Searchable raises $14M to help brands win visibility in the age of AI search
Search used to be simple. A company fought for a spot on Google’s first page, bought ads, tuned keywords, and hoped customers clicked through. That system is starting to crack.
People are now asking ChatGPT, Claude, Gemini, and Perplexity where to buy products, which software to trust, or what service to use. In many cases, the AI gives the answer directly. No click required.
That shift is setting off a scramble across the marketing industry as brands try to stay visible in AI-generated answers rather than in traditional search rankings. Searchable is one of the latest startups addressing this problem.
The AI performance marketing company, which helps brands improve visibility across AI-driven search platforms, has raised $14 million in funding led by venture capital firm Headline. The new round values the company at $85 million and reflects growing investor confidence in AI-native customer acquisition tools.
The funding arrives after a period of sharp growth for the company. Searchable says it hit $2 million in revenue within 4.5 months and signed nearly 1,000 customers during that period.
Headline’s portfolio includes companies like Bumble, Farfetch, Goop, and Sonos. The firm previously backed SEO software company Semrush, which later became a major player in the search marketing industry.
The timing of the investment reflects a growing belief across Silicon Valley that AI search may become one of the biggest disruptions to online discovery since Google reshaped the web two decades ago.
The numbers behind the shift are hard to ignore. AI-enabled search is projected to reach roughly 70% penetration by 2027. About 65% of searches already end without a click, and AI-generated summaries now appear in nearly half of Google searches.

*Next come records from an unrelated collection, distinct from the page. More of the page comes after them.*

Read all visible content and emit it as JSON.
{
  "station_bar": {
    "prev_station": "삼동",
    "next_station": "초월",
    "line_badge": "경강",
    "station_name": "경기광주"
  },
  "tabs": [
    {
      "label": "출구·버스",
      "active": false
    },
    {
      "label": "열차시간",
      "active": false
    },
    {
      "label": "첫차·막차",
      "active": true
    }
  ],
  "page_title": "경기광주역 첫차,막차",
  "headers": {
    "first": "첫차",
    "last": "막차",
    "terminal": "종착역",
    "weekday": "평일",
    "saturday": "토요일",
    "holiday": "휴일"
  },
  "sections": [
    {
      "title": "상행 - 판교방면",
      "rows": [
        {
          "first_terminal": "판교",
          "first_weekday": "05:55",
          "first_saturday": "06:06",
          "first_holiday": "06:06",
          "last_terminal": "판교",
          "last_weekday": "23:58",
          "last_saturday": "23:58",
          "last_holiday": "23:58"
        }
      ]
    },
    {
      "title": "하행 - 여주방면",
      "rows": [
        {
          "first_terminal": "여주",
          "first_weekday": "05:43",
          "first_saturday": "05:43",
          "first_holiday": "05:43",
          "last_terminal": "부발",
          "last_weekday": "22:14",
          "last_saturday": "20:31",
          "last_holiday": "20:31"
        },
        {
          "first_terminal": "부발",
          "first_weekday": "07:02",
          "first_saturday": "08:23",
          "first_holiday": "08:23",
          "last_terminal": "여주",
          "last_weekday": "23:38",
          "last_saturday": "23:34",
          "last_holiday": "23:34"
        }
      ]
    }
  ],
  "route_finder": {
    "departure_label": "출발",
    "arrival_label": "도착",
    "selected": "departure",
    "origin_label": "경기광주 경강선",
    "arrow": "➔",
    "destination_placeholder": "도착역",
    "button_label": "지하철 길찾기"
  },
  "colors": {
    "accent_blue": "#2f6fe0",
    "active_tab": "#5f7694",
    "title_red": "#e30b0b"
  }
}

That has left brands facing a new problem: if an AI assistant recommends competitors instead of them, traditional SEO rankings may no longer matter as much as they once did.

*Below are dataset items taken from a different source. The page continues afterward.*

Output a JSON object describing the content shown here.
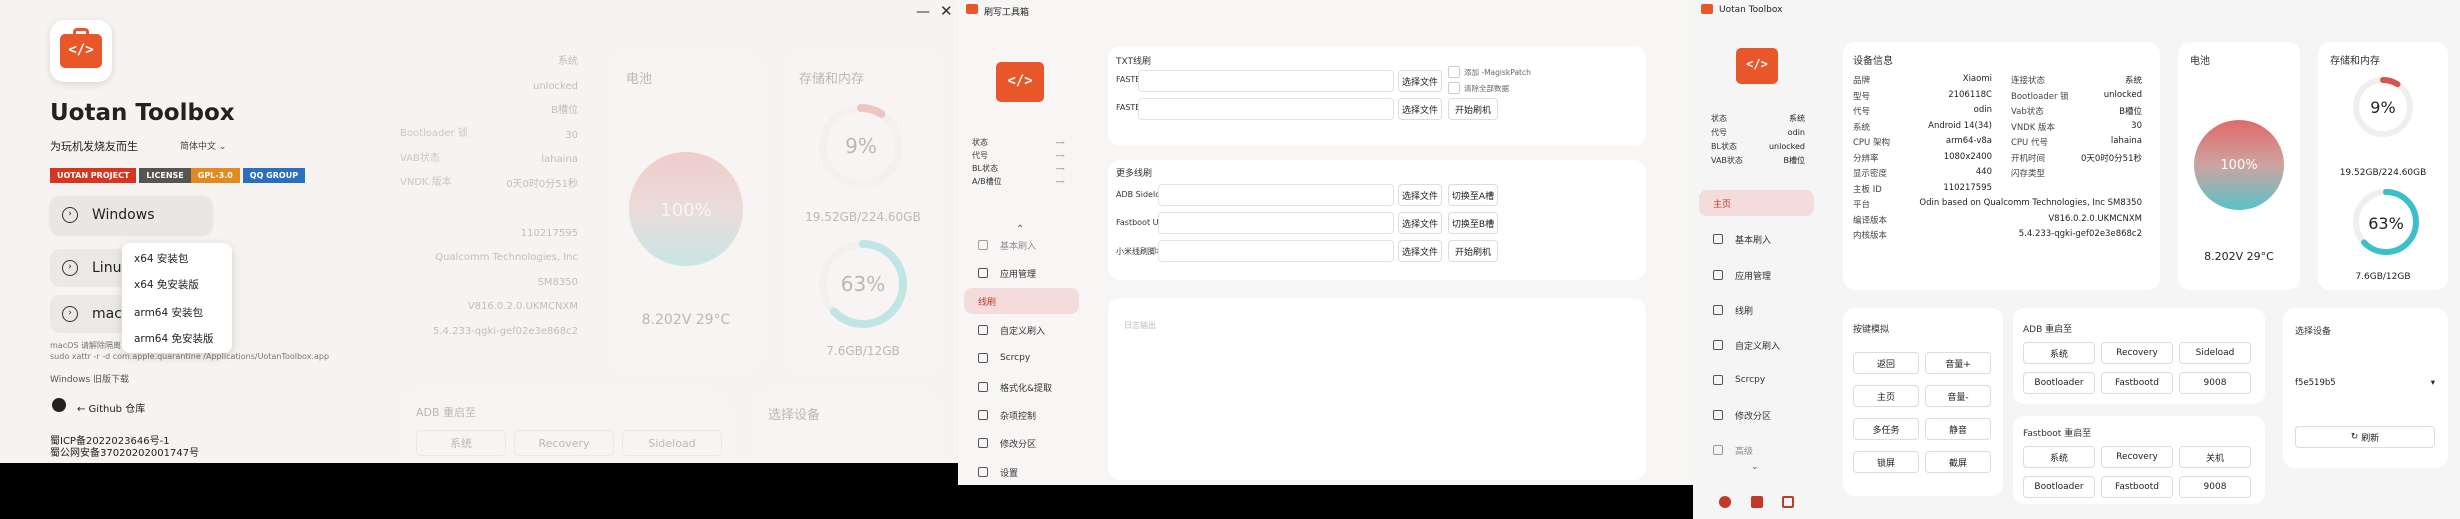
{
  "p1": {
    "app_title": "Uotan Toolbox",
    "subtitle": "为玩机发烧友而生",
    "lang_select": "简体中文",
    "badges": [
      {
        "text": "UOTAN PROJECT",
        "color": "#d9341f"
      },
      {
        "text": "LICENSE",
        "color": "#555555"
      },
      {
        "text": "GPL-3.0",
        "color": "#e08b1f"
      },
      {
        "text": "QQ GROUP",
        "color": "#2c6fbe"
      }
    ],
    "os_buttons": [
      "Windows",
      "Linux",
      "macOS"
    ],
    "dropdown": [
      "x64 安装包",
      "x64 免安装版",
      "arm64 安装包",
      "arm64 免安装版"
    ],
    "note1": "macOS 请解除隔离",
    "note2": "sudo xattr -r -d com.apple.quarantine /Applications/UotanToolbox.app",
    "note3": "Windows 旧版下载",
    "github": "← Github 仓库",
    "icp1": "蜀ICP备2022023646号-1",
    "icp2": "蜀公网安备37020202001747号",
    "bg": {
      "rows": [
        "系统",
        "unlocked",
        "B槽位",
        "30",
        "lahaina",
        "0天0时0分51秒",
        "",
        "110217595",
        "Qualcomm Technologies, Inc SM8350",
        "V816.0.2.0.UKMCNXM",
        "5.4.233-qgki-gef02e3e868c2"
      ],
      "left_rows": [
        "Bootloader 锁",
        "VAB状态",
        "VNDK 版本"
      ],
      "battery_title": "电池",
      "battery_pct": "100%",
      "battery_info": "8.202V 29°C",
      "storage_title": "存储和内存",
      "storage_pct": "9%",
      "storage_info": "19.52GB/224.60GB",
      "memory_pct": "63%",
      "memory_info": "7.6GB/12GB",
      "reboot_title": "ADB 重启至",
      "reboot_btns": [
        "系统",
        "Recovery",
        "Sideload"
      ],
      "select_title": "选择设备"
    }
  },
  "p2": {
    "window_title": "刷写工具箱",
    "status_labels": [
      "状态",
      "代号",
      "BL状态",
      "A/B槽位"
    ],
    "status_values": [
      "---",
      "---",
      "---",
      "---"
    ],
    "nav": [
      "基本刷入",
      "应用管理",
      "线刷",
      "自定义刷入",
      "Scrcpy",
      "格式化&提取",
      "杂项控制",
      "修改分区",
      "设置"
    ],
    "txt_section": "TXT线刷",
    "txt_rows": [
      "FASTBOOT",
      "FASTBOOTD"
    ],
    "checks": [
      "添加 -MagiskPatch",
      "清除全部数据"
    ],
    "select_file": "选择文件",
    "start_flash": "开始刷机",
    "more_section": "更多线刷",
    "more_rows": [
      "ADB Sideload",
      "Fastboot Updated",
      "小米线刷脚本"
    ],
    "action_btns": [
      "切换至A槽",
      "切换至B槽",
      "开始刷机"
    ],
    "log_placeholder": "日志输出"
  },
  "p3": {
    "window_title": "Uotan Toolbox",
    "status_labels": [
      "状态",
      "代号",
      "BL状态",
      "VAB状态"
    ],
    "status_values": [
      "系统",
      "odin",
      "unlocked",
      "B槽位"
    ],
    "nav": [
      "主页",
      "基本刷入",
      "应用管理",
      "线刷",
      "自定义刷入",
      "Scrcpy",
      "修改分区",
      "高级"
    ],
    "device_title": "设备信息",
    "dev_left": [
      [
        "品牌",
        "Xiaomi"
      ],
      [
        "型号",
        "2106118C"
      ],
      [
        "代号",
        "odin"
      ],
      [
        "系统",
        "Android 14(34)"
      ],
      [
        "CPU 架构",
        "arm64-v8a"
      ],
      [
        "分辨率",
        "1080x2400"
      ],
      [
        "显示密度",
        "440"
      ],
      [
        "主板 ID",
        "110217595"
      ],
      [
        "平台",
        "Odin based on Qualcomm Technologies, Inc SM8350"
      ],
      [
        "编译版本",
        "V816.0.2.0.UKMCNXM"
      ],
      [
        "内核版本",
        "5.4.233-qgki-gef02e3e868c2"
      ]
    ],
    "dev_right": [
      [
        "连接状态",
        "系统"
      ],
      [
        "Bootloader 锁",
        "unlocked"
      ],
      [
        "Vab状态",
        "B槽位"
      ],
      [
        "VNDK 版本",
        "30"
      ],
      [
        "CPU 代号",
        "lahaina"
      ],
      [
        "开机时间",
        "0天0时0分51秒"
      ],
      [
        "闪存类型",
        ""
      ]
    ],
    "battery_title": "电池",
    "battery_pct": "100%",
    "battery_info": "8.202V 29°C",
    "storage_title": "存储和内存",
    "storage_pct": "9%",
    "storage_info": "19.52GB/224.60GB",
    "memory_pct": "63%",
    "memory_info": "7.6GB/12GB",
    "keys_title": "按键模拟",
    "keys": [
      [
        "返回",
        "音量+"
      ],
      [
        "主页",
        "音量-"
      ],
      [
        "多任务",
        "静音"
      ],
      [
        "锁屏",
        "截屏"
      ]
    ],
    "adb_title": "ADB 重启至",
    "adb_btns": [
      "系统",
      "Recovery",
      "Sideload",
      "Bootloader",
      "Fastbootd",
      "9008"
    ],
    "fb_title": "Fastboot 重启至",
    "fb_btns": [
      "系统",
      "Recovery",
      "关机",
      "Bootloader",
      "Fastbootd",
      "9008"
    ],
    "select_title": "选择设备",
    "device_id": "f5e519b5",
    "refresh": "刷新"
  },
  "colors": {
    "brand": "#e8572a",
    "accent": "#c0392b",
    "teal": "#3cbfc9",
    "ring_red": "#d9534f"
  }
}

British serial entrepreneur and Searchable founder Chris Donnelly believes the shift is moving faster than many companies realize.

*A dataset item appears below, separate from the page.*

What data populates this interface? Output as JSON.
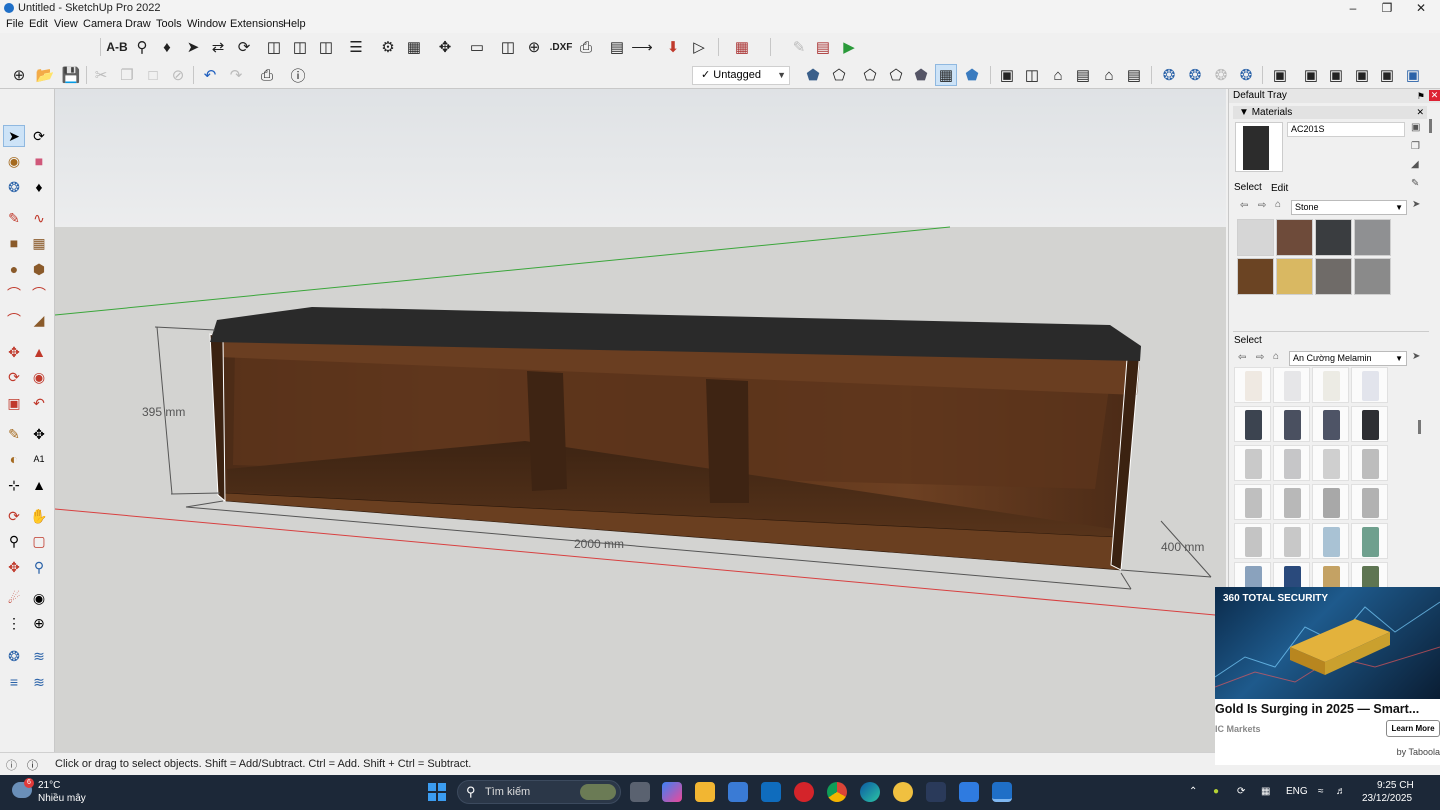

“Search is going through a once–in–a–generation reset. When an AI assistant recommends your brand, customers arrive with more trust and a shorter path to purchase. Based on our own data, customers are converting at 3x higher when they arrive from ChatGPT and other LLMs. If you aren’t visible in those answers, you’re giving ground to competitors every day,” Donnelly said.
Searchable says enterprise customers using the platform have reported an average 22% increase in AI-driven traffic within their first 60 days.
The startup works with brands including American Express, KPMG, and Siemens.
Dominic R. Wilhelm, Partner at Headline, said, “AI–driven discovery is rewriting how customers find products. As more searches are answered directly by AI, brands that are invisible in this layer of search will see less demand. The companies that adapt first will grow market share; those that don’t will lose it quietly.”
Wilhelm adds, “We see Searchable becoming part of the core infrastructure for this shift, not just reporting on what AI engines say about a brand, but directly improving the visibility and revenue outcomes that matter to management teams and boards.”
Founded in 2025, the company operates between New York and London and is incorporated in Delaware. Searchable tracks visibility across 10 AI search engines, connects with platforms like Google Analytics and Search Console, and uses AI agents to turn search data into recommended actions.
Donnelly, who previously sold SEO agency Verb for $25 million and helped scale Lottie Org to a nine-figure valuation, says the company expects major structural changes in search marketing over the next two years. That includes the automation of manual SEO work through AI agents, the rise of AI commerce as its own optimization category, and the merging of paid and organic AI visibility into unified attribution systems.
“For more than a decade, SEO has been labour–intensive and expensive. Over the next two years, a large share of that work becomes automatable. Our goal is to give companies an execution layer for AI search that cuts SEO costs by up to 40 percent while growing high–intent traffic,” Donnelly said.
For marketers, the message is becoming harder to dismiss. The fight for visibility is no longer happening only on Google’s search results page. Increasingly, it’s happening inside AI-generated answers where users may never click a link at all.